Google Street View: alleato imprevisto

Non si tratta solo di foto che immortalano una strada o un edificio. In questo caso, Google Street View è diventato una sorta di testimone scomodo e implacabile. L’indizio fornito da quell’immagine ha gettato una luce sinistra sui sospetti, spingendo le autorità a fare accertamenti più mirati. Intercettazioni, controlli incrociati e infine l’arresto. Le manette si sono strette non soltanto intorno ai polsi del barista ma anche intorno a quelli della moglie dell’uomo scomparso, a cui sono stati contestati reati gravissimi.

Ritrovamento macabro

Arriviamo così al 13 dicembre 2024, una data difficile da dimenticare per la gente di questa zona. Nel cimitero di Andaluz, una località vicina a Tajueco, viene ritrovato il corpo smembrato della vittima. Il suo destino, purtroppo, si era compiuto settimane prima. Gli stessi sospettati hanno permesso il ritrovamento, indicando con precisione dove fossero nascosti i resti. Una scoperta che ha scosso profondamente l’intera comunità, finora abituata a una vita semplice e lontana dai riflettori.

Conseguenze e riflessioni su privacy e tecnologia

Non possiamo ignorare il lato etico della faccenda: per anni, abbiamo discusso sulla privacy, sui confini del lecito, sulla possibilità che un colosso tecnologico possa avere immagini di tutti noi. Adesso, ci ritroviamo a constatare che questi scatti, talvolta considerati una sorta di curiosità digitale, possono trasformarsi in prove fondamentali in un’indagine di omicidio. Il che fa sorgere una domanda: fino a che punto siamo pronti a sacrificare la nostra riservatezza per garantire la giustizia? Ogni volta che un caso come questo emerge, ci rendiamo conto di quanto sia sottile la linea che separa la sicurezza collettiva dal diritto individuale alla privacy.

Un precedente storico

Nel panorama investigativo, l’uso di Google Maps per risolvere un delitto rappresenta una novità destinata a far discutere a lungo. La piccola Tajueco verrà probabilmente ricordata come la località dove uno strumento comunissimo è diventato l’occhio che ha svelato un segreto criminale. Forse, in futuro, assisteremo a nuove modalità di indagine sempre più legate alla tecnologia di tutti i giorni. Resta però un brivido, una strana sensazione, pensando che un banale click sulle mappe online possa, di punto in bianco, rivelare i peggiori abissi della crudeltà umana.
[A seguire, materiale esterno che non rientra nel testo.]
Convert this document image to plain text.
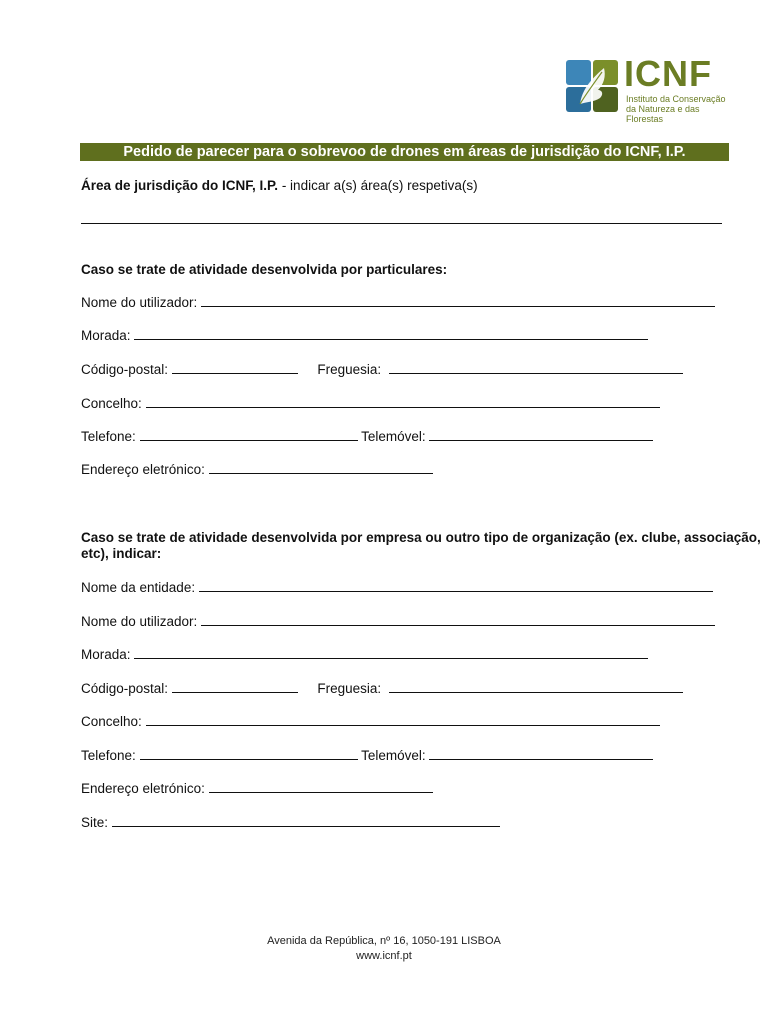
ICNF
Instituto da Conservação
da Natureza e das Florestas
Pedido de parecer para o sobrevoo de drones em áreas de jurisdição do ICNF, I.P.
Área de jurisdição do ICNF, I.P. - indicar a(s) área(s) respetiva(s)
Caso se trate de atividade desenvolvida por particulares:
Nome do utilizador:
Morada:
Código-postal:	Freguesia:
Concelho:
Telefone:	Telemóvel:
Endereço eletrónico:
Caso se trate de atividade desenvolvida por empresa ou outro tipo de organização (ex. clube, associação,
etc), indicar:
Nome da entidade:
Nome do utilizador:
Morada:
Código-postal:	Freguesia:
Concelho:
Telefone:	Telemóvel:
Endereço eletrónico:
Site:
Avenida da República, nº 16, 1050-191 LISBOA
www.icnf.pt
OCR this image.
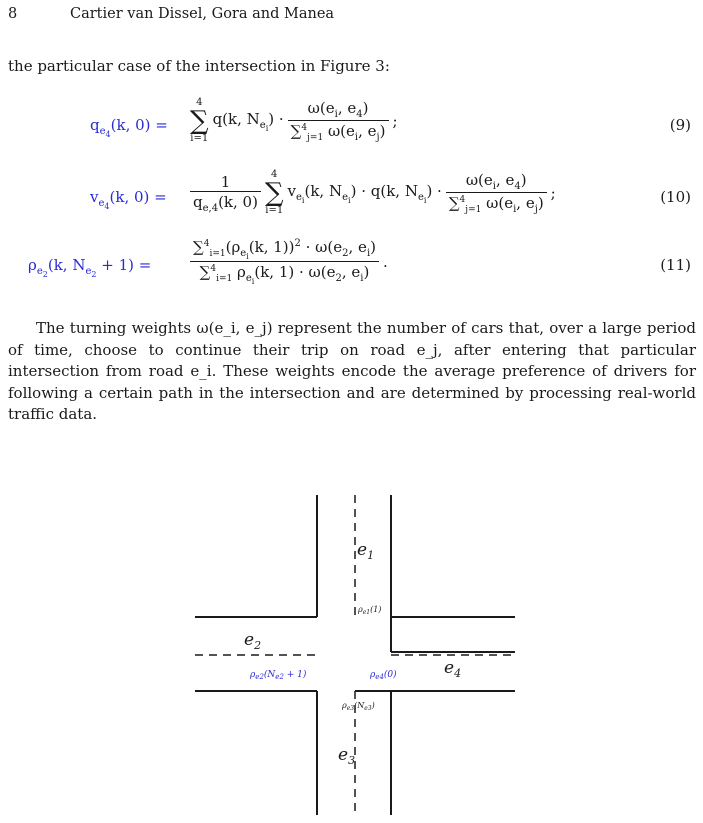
8	Cartier van Dissel, Gora and Manea
the particular case of the intersection in Figure 3:
$q_{e_4}(k$, 0) =
4
∑
i=1
q(k, $N_{e_i}) \cdot \frac{\omega(e_i, e_4)}{\sum^4_{j=1} \omega(e_i, e_j)}$ ;	(9)
$v_{e_4}(k$, $0) = \frac{1}{q_{e,4}(k, 0)}$	4
∑
i=1
$v_{e_i}(k$, $N_{e_i}) \cdot q(k$, $N_{e_i}) \cdot \frac{\omega(e_i, e_4)}{\sum^4_{j=1} \omega(e_i, e_j)}$ ;	(10)
$\rho_{e_2}(k$, $N_{e_2} + 1$) =	$\frac{\sum^4_{i=1}(\rho_{e_i}(k, 1))^2 \cdot \omega(e_2, e_i)}{\sum^4_{i=1} \rho_{e_i}(k, 1) \cdot \omega(e_2, e_i)}$ .	(11)

The turning weights ω(e_i, e_j) represent the number of cars that, over a large period of time, choose to continue their trip on road e_j, after entering that particular intersection from road e_i. These weights encode the average preference of drivers for following a certain path in the intersection and are determined by processing real-world traffic data.

$e_1$
$e_2$
$e_3$
$e_4$
$\rho_{e1}(1)$
$\rho_{e3}(N_{e3})$
$\rho_{e2}(N_{e2} + 1)$	$\rho_{e4}(0)$
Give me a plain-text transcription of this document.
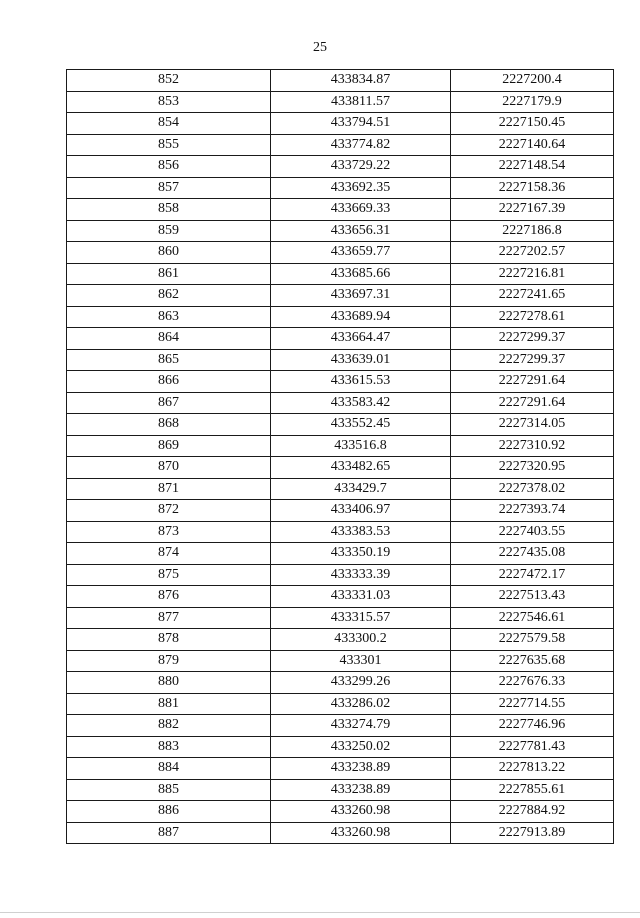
25
852	433834.87	2227200.4
853	433811.57	2227179.9
854	433794.51	2227150.45
855	433774.82	2227140.64
856	433729.22	2227148.54
857	433692.35	2227158.36
858	433669.33	2227167.39
859	433656.31	2227186.8
860	433659.77	2227202.57
861	433685.66	2227216.81
862	433697.31	2227241.65
863	433689.94	2227278.61
864	433664.47	2227299.37
865	433639.01	2227299.37
866	433615.53	2227291.64
867	433583.42	2227291.64
868	433552.45	2227314.05
869	433516.8	2227310.92
870	433482.65	2227320.95
871	433429.7	2227378.02
872	433406.97	2227393.74
873	433383.53	2227403.55
874	433350.19	2227435.08
875	433333.39	2227472.17
876	433331.03	2227513.43
877	433315.57	2227546.61
878	433300.2	2227579.58
879	433301	2227635.68
880	433299.26	2227676.33
881	433286.02	2227714.55
882	433274.79	2227746.96
883	433250.02	2227781.43
884	433238.89	2227813.22
885	433238.89	2227855.61
886	433260.98	2227884.92
887	433260.98	2227913.89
Concludendo, ci troviamo di fronte a un episodio che racchiude dramma, tecnologia e domande scomode su ciò che siamo disposti a cedere pur di assicurare i colpevoli alla giustizia. Resta vivo un monito: non sappiamo mai chi ci sta osservando, anche quando cerchiamo di occultare ciò che non vorremmo fosse mai scoperto. E in questa circostanza, a fare chiarezza è stata proprio la prospettiva digitale, fredda e onnipresente, di Google Street View. Un fatto che, probabilmente, cambierà il nostro modo di guardare quel piccolo omino giallo sulla mappa. E forse, in fondo, cambierà anche il modo in cui riflettiamo sul delicato equilibrio fra controllo, privacy e verità.